Destination Overview
Patras
Patras is not an island. It does not have the postcard geometry that drives most Greek travel decisions. What it has is something rarer and more useful: it is a genuine city that functions as the perfect base for one of the richest clusters of destinations in the entire country. Greece's third-largest city sits at the western edge of the Peloponnese, where the Gulf of Patras opens toward the Ionian Sea. The Rio–Antirrio bridge — one of the longest cable-stayed bridges in the world — connects it to central Greece in a few minutes. The port connects it to Italy, the Ionian Islands and Cephalonia by overnight ferry.
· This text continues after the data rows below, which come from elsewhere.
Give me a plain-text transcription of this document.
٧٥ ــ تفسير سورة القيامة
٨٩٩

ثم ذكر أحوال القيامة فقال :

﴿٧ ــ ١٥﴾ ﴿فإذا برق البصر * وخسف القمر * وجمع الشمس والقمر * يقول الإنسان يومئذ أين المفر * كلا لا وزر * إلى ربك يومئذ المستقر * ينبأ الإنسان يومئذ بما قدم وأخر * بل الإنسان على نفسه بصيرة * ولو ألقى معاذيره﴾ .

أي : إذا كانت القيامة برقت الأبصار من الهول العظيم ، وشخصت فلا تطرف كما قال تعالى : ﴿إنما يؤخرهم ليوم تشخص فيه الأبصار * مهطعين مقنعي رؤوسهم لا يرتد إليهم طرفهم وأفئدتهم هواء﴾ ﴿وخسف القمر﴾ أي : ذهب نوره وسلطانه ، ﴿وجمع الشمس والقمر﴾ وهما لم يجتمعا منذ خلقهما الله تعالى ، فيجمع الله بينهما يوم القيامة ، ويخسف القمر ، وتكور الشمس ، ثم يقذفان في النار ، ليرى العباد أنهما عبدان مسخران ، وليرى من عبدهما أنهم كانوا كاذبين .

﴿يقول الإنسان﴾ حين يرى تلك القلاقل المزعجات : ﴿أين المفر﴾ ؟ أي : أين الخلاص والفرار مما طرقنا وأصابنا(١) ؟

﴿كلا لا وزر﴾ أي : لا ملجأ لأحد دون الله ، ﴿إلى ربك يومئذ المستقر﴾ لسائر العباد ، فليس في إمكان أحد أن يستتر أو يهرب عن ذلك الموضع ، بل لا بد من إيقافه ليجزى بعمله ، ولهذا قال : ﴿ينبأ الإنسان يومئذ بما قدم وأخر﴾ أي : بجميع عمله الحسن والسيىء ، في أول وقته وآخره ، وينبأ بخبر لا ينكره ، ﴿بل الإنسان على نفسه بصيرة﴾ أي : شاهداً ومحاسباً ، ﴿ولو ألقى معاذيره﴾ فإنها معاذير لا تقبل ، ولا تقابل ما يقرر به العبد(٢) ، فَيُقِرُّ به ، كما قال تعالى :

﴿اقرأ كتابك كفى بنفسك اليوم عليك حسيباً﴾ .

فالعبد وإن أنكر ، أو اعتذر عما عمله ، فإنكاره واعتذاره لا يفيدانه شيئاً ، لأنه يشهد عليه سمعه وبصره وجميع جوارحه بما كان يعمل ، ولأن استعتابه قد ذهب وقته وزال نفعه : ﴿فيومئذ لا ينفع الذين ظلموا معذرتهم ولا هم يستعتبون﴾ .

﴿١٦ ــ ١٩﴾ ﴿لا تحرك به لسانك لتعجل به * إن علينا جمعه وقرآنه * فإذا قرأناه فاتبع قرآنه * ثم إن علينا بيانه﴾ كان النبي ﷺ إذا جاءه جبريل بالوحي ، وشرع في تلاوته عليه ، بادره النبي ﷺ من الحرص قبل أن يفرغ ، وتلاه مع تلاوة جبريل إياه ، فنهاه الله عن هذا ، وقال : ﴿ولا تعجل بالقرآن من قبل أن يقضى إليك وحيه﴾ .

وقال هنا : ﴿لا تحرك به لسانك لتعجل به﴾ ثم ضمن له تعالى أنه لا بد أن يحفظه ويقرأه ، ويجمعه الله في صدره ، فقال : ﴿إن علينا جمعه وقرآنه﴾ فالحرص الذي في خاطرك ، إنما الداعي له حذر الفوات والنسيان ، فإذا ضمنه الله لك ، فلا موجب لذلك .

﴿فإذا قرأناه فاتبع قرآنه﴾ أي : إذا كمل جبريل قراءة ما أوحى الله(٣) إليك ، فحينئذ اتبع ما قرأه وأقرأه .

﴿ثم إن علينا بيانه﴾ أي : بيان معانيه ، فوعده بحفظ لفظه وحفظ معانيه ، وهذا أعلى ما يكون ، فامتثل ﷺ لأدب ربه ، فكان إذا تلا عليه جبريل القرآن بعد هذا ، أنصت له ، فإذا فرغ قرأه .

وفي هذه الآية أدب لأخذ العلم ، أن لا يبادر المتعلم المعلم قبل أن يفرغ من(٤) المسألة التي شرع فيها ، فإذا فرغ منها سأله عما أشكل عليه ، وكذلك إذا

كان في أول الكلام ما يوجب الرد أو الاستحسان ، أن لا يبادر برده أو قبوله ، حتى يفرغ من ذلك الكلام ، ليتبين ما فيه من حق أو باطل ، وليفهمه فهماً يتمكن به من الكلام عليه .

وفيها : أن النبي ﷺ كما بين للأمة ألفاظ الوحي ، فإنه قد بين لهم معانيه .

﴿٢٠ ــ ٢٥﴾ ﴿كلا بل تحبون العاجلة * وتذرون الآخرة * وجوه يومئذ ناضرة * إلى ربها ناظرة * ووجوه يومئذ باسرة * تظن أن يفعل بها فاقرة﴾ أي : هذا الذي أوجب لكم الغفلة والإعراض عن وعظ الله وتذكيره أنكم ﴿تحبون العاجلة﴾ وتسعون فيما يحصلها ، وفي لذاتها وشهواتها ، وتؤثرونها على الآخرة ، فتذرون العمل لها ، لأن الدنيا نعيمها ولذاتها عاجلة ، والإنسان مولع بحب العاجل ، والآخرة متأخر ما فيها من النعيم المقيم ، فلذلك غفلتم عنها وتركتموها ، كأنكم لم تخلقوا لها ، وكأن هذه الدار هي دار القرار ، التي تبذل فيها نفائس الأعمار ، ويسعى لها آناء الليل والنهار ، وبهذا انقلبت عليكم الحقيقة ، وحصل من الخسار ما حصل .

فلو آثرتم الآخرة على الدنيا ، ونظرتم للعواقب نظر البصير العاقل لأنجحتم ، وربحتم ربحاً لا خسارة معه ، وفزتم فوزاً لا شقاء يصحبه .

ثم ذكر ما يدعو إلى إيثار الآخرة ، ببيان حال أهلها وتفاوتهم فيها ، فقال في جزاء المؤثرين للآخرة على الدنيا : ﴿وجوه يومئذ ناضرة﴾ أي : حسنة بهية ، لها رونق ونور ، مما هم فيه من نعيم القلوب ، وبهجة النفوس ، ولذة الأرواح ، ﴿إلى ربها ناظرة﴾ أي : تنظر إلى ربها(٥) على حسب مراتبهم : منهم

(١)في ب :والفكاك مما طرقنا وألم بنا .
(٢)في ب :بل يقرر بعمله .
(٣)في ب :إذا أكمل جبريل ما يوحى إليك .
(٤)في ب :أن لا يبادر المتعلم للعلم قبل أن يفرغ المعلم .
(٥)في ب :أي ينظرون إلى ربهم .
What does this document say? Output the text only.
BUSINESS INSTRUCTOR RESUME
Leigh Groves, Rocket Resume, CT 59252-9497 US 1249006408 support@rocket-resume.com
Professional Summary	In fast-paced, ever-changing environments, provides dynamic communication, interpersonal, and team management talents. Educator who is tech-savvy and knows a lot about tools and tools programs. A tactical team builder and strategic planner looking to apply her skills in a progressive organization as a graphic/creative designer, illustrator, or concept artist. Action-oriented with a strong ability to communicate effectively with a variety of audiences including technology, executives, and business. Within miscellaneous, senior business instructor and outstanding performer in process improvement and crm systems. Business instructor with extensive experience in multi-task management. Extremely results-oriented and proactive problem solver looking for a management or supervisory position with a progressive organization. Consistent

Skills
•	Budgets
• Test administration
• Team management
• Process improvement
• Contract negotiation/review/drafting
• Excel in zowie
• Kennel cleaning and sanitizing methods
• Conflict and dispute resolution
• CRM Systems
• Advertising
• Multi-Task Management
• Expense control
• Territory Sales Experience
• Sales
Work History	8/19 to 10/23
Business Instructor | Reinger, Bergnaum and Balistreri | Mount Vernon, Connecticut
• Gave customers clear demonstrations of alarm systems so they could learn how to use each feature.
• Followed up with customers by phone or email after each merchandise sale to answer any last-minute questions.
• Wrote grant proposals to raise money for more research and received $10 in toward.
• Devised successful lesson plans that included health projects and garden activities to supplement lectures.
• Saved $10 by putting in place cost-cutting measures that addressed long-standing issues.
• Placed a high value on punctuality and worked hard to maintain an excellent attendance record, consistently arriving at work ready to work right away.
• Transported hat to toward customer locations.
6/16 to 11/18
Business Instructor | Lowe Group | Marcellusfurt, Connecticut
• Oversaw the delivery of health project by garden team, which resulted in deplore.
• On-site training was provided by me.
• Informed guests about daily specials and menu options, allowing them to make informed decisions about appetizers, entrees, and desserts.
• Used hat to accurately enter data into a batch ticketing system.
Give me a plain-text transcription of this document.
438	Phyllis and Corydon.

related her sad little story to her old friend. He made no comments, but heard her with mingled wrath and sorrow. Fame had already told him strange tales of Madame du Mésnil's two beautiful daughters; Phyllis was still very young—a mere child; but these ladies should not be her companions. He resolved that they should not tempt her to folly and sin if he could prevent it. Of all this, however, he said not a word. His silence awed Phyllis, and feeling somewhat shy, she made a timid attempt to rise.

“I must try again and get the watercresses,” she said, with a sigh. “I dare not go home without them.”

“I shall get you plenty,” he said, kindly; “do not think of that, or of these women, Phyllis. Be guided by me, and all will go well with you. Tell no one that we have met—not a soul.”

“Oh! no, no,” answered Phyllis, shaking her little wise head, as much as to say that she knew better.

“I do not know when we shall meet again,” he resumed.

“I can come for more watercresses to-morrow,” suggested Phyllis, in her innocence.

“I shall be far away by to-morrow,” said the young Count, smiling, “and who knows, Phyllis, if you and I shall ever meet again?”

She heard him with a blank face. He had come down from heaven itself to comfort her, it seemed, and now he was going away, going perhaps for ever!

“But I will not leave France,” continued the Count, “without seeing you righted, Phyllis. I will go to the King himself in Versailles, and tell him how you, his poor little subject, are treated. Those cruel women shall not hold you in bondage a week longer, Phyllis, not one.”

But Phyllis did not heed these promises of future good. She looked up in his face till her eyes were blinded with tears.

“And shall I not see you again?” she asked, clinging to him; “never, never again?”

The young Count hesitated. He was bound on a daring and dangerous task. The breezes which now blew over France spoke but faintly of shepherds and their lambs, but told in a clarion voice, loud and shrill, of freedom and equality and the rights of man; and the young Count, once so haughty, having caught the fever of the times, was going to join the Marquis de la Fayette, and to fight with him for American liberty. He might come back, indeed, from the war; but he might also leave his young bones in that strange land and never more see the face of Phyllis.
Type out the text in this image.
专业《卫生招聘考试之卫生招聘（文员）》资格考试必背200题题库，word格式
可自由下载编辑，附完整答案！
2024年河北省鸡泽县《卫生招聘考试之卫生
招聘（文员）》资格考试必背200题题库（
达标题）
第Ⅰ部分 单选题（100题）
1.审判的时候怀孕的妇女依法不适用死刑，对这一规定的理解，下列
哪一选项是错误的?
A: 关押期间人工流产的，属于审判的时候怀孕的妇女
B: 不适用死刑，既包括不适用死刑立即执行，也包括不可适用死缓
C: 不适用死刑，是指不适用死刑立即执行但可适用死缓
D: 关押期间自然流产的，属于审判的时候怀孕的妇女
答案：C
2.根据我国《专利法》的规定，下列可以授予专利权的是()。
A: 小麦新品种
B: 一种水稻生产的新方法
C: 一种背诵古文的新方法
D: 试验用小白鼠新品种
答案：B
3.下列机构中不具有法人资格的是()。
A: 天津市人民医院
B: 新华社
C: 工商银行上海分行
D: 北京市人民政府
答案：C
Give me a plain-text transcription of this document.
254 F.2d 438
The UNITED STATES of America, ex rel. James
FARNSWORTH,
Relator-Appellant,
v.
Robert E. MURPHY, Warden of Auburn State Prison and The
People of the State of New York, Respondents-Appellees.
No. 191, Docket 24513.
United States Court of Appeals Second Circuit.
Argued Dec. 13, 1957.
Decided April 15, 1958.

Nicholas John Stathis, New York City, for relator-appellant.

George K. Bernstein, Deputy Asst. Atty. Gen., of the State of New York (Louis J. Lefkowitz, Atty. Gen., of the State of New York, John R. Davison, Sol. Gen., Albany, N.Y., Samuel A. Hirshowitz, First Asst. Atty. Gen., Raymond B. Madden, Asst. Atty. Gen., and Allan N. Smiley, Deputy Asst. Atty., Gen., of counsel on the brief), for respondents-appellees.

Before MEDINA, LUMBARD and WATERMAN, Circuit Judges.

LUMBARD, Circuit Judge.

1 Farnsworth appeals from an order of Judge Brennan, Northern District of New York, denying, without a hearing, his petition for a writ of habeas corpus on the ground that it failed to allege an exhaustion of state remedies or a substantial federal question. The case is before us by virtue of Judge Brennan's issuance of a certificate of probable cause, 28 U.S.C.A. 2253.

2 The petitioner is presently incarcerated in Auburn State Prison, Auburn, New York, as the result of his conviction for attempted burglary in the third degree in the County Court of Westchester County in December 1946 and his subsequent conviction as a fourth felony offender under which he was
And the road network radiating from it leads, within two hours in any direction, to Ancient Olympia, Delphi, the rack-railway town of Kalavrita, the beautiful Aigialeia coast, the historic bay of Nafpaktos, the wetlands and Venetian walls of Messolonghi, and the long sandy beaches of Ilia. The city itself is worth time before the day trips begin. The Byzantine castle sits above the old town on a hill with views over the gulf to the mountains of Aetolia-Acarnania. The seafront is long, lively and genuinely Patra-ine in character — a city that moves to its own rhythm and does not perform for visitors. And every February or March, for three weeks, the whole world discovers what Patras already knew: its Carnival is one of the great popular festivals in Europe.